Am 10. Dezember 1977 hatte ich mit meiner damaligen Lebensgefährtin und späteren Frau begonnen, den kleinen Flur unserer damaligen Mietwohnung zu renovieren. Erste Maßnahme: Der erst kurz zuvor neu verlegte Teppichboden wurde aufgenommen und zusammengerollt ins Schlafzimmer verbracht. Dann ging es an die Arbeit, die wir gegen 22:00 Uhr abbrachen, um zu Bett zu gehen.

Irgendwann in der nachfolgenden Nacht wurde ich wach, weil es sonderbar roch. Nach kurzem Überlegen fand ich die Lösung: Es war die Gummierung des ins Schlafzimmer gelegten neuen Teppichbodens. Kluges Köpfchen! Ich schlief wieder ein, wurde aber bald darauf wieder wach. Der Gestank war zweifellos stärker geworden. Ich öffnete vom Bett aus das Fenster und versuchte, wieder einzuschlafen. Was mir aber nicht gelingen wollte, da der beißende Geruch eher noch zunahm als schwächer wurde.

Da wir uns vorgenommen hatten, am nächsten Morgen um 07:00 Uhr aufzustehen, um mit der Renovierung fortzufahren, kam mir eine Idee: Wäre es schon 06:00 Uhr oder später, würde ich wegen des dummen Teppichbodens nicht extra aus dem warmen Bett aufstehen; sollte es aber noch früher sein, würde es sich lohnen, ihn aus dem Schlafzimmer zu verbannen und ohne diesen beißenden Geruch weiterzuschlafen.

Ich schaute auf den Radiowecker: 01:07 Uhr. Also eine klare Sache: Ich stand auf, klemmte mir die Teppichbodenrolle unter den Arm und öffnete die Tür zum Flur. Dann kam die Erleuchtung, und zwar im wahrsten Sinne des Wortes: Die Wohnung stand in hellen Flammen, die angrenzende Tür des Wohnzimmers war von innen bis auf das Furnier weg gebrannt.

Wir sind damals mit dem davongekommen, was wir auf dem Leib trugen.

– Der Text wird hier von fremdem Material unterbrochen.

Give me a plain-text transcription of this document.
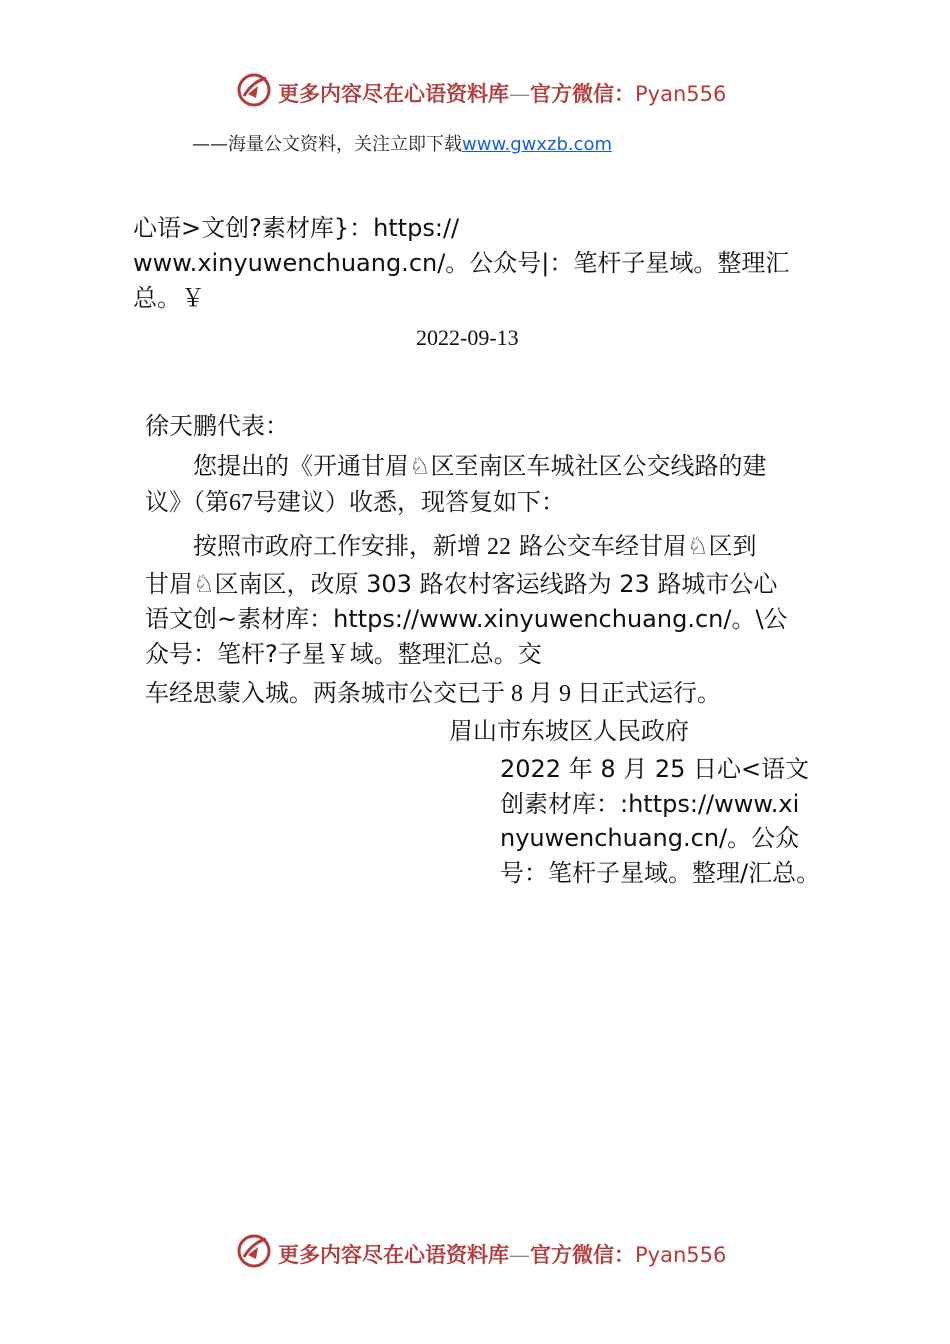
更多内容尽在心语资料库—官方微信：Pyan556
——海量公文资料，关注立即下载www.gwxzb.com
心语>文创?素材库}：https://
www.xinyuwenchuang.cn/。公众号|：笔杆子星域。整理汇
总。￥
2022-09-13
徐天鹏代表：
您提出的《开通甘眉♘区至南区车城社区公交线路的建
议》（第67号建议）收悉，现答复如下：
按照市政府工作安排，新增 22 路公交车经甘眉♘区到
甘眉♘区南区，改原 303 路农村客运线路为 23 路城市公心
语文创~素材库：https://www.xinyuwenchuang.cn/。\公
众号：笔杆?子星￥域。整理汇总。交
车经思蒙入城。两条城市公交已于 8 月 9 日正式运行。
眉山市东坡区人民政府
2022 年 8 月 25 日心<语文
创素材库：:https://www.xi
nyuwenchuang.cn/。公众
号：笔杆子星域。整理/汇总。
更多内容尽在心语资料库—官方微信：Pyan556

Und das war nicht viel. Seitdem schaue ich immer zweimal hin, wenn ich von irgendetwas „weiß“, warum es passiert. Denn Ursache und Wirkung oder Grund und Folge mögen so logisch wirken wie sie wollen, sie müssen deswegen noch lange nicht zusammen passen.

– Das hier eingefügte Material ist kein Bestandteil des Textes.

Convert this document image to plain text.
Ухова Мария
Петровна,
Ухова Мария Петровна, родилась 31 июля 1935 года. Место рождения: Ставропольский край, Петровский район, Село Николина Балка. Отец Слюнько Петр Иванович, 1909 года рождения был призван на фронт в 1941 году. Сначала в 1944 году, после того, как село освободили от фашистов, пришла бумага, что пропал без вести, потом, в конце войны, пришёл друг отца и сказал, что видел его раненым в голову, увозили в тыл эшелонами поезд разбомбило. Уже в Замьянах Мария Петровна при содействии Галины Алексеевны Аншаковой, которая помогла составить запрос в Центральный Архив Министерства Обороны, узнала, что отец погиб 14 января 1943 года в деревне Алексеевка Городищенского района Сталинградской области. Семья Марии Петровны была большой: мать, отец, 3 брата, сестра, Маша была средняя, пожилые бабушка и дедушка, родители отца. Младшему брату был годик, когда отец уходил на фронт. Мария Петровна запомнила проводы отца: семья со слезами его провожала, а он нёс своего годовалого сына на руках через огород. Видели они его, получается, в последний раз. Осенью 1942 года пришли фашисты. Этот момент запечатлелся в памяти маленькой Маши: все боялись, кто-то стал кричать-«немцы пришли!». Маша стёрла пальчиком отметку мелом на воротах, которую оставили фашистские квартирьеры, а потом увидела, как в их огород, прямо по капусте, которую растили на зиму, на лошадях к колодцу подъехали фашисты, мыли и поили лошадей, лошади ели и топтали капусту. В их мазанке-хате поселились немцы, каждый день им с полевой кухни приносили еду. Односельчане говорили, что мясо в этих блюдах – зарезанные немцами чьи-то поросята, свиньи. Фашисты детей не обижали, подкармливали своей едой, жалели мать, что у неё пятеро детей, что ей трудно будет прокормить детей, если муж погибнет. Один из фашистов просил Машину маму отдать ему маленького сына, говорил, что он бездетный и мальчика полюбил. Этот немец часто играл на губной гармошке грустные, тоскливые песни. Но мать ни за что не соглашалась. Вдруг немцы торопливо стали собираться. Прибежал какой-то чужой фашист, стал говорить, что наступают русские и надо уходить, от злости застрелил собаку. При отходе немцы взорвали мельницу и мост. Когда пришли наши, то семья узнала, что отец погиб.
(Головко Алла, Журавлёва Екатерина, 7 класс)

Der Durchschnittsbörsianer oder – treffender – der heutige Medienkonsument befindet sich keineswegs in einer angenehmeren Lage. Denn nicht nur sein eigenes Gehirn gaukelt ihm bisweilen Zerrbilder der Geschehnisse vor, vielmehr arbeiten rund um den Globus Hunderttausende daran, in den Nachrichten die Wirklichkeit zu „optimieren“. Und die meisten von uns bemerken das selbst dann nicht, wenn ihnen das gleiche Argument heute als positiv und morgen als negativ verkauft wird. Ein Beispiel:

Es ist gerade erst ein paar Wochen her, da erklärten uns die „Experten“, dass es für die Wall Street höchst ungemütlich werden könnte, falls sich Demokraten und Republikaner im US-Kongress nicht auf einen Haushaltsentwurf verständigen würden. Nun, sie verständigten sich nicht – und die Kurse stiegen. In der vergangenen Woche nun servierten uns die gleichen Herrschaften die These, dass die Kurse in New York gefallen seien, weil sich Demokraten und Republikaner nun doch auf einen Budgetkompromiss geeinigt hätten.

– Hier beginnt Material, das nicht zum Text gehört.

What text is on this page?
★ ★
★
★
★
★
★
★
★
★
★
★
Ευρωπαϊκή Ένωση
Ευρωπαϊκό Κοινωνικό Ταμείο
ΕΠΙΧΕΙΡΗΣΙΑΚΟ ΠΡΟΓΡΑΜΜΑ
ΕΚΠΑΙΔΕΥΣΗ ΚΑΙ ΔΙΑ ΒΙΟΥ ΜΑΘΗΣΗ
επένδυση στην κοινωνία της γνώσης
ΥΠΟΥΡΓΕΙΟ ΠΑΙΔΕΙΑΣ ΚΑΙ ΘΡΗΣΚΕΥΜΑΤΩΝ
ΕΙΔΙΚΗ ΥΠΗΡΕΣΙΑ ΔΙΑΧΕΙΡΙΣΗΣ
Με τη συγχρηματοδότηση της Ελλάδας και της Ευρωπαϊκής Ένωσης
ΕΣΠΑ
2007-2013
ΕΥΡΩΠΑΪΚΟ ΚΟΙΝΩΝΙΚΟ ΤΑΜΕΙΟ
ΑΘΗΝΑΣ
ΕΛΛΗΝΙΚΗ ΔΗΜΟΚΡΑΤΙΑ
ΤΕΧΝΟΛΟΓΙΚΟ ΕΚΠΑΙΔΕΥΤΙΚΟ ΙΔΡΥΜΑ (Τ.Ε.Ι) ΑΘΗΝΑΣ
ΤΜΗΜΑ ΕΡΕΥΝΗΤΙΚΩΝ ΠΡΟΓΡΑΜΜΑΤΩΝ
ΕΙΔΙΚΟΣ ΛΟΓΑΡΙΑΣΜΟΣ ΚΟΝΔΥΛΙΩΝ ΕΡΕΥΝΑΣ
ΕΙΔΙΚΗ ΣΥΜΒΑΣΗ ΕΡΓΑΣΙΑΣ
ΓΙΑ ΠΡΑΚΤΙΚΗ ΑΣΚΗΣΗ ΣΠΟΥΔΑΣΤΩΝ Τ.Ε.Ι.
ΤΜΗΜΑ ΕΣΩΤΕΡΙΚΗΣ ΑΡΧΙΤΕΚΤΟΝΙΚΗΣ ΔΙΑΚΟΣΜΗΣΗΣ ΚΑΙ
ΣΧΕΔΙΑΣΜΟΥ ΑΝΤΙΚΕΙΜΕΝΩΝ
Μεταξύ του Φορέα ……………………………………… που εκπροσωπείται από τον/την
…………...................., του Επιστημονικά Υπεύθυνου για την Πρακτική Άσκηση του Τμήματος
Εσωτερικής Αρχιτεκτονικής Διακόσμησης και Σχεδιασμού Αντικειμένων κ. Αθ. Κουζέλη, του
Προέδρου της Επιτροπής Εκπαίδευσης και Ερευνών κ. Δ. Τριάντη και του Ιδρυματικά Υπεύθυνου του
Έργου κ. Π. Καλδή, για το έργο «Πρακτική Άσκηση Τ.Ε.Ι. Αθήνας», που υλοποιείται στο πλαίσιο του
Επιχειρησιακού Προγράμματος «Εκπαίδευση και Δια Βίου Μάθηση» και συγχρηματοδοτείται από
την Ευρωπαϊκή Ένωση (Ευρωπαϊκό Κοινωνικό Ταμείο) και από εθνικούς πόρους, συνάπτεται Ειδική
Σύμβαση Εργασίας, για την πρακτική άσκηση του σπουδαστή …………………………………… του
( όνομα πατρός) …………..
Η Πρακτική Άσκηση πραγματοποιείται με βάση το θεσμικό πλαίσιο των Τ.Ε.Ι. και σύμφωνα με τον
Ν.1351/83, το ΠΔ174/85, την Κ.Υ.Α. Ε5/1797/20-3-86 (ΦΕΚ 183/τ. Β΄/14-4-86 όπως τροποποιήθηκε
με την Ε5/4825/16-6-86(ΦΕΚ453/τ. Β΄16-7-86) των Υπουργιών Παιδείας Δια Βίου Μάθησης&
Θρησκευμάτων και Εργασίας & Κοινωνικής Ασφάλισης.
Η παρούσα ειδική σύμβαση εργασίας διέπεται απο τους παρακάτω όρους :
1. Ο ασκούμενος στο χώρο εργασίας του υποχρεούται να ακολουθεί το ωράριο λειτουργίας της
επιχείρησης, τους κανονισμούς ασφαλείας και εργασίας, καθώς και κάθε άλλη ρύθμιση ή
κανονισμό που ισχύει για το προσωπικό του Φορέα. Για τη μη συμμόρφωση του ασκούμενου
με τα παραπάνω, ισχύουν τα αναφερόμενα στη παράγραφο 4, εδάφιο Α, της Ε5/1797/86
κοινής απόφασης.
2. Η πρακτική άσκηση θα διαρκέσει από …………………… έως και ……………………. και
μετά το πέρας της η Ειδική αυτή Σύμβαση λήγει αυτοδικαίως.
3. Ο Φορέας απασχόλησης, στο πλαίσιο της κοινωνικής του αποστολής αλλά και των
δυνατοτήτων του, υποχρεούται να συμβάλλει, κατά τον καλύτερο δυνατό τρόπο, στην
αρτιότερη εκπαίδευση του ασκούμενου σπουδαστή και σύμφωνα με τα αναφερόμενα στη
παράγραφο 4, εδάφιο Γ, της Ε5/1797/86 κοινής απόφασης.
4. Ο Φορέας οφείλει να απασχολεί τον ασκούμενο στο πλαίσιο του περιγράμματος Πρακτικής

Und wenn dieser Informationsmüll von einem Flachbildfernseher mit über 180 cm Bildschirmdiagonale aufs Kleinhirn trifft, wird er nur allzu oft auch geglaubt.

Gleich geht‘s zum Markt. Einige bedenkenswerte „Splitter“ möchte ich aber noch loswerden:

1. EZB-Chef Mario Draghi erwartet eine „anhaltende Phase niedriger Inflation“. Ich auch, wie Sie wissen. Aber ich würde es als Deflation bezeichnen, die die Notenbank nicht mehr aufhalten kann.

2. Die NSA-Spähaffäre hat Bundesinnenminister Friedrich erst für erledigt erklärt. Als bekannt wurde, dass auch das Handy der Kanzlerin abgehört wurde, schaltete Friedrich auf verbale Muskulatur um. Am kommenden Mittwoch will Edward Snowden per Video-Botschaft Fragen des Europaparlaments beantworten. Das will die größte Partei des Parlaments, die „Europäische Volkspartei“, verhindern. Und wer gehört zur EVP? Die CDU/CSU.

3. In Griechenland setzt sich die „Akropolypse“ fort. Nachdem der landesweit größte Telefon- und Internetanbieter OTE 390 neue Stellen ausgeschrieben hatte, gingen über 18.000 Bewerbungen ein – für Arbeitsverhältnisse, die zum überwiegenden Teil mit dem gesetzlichen Mindestlohn von 586,08 Euro brutto vergütet werden.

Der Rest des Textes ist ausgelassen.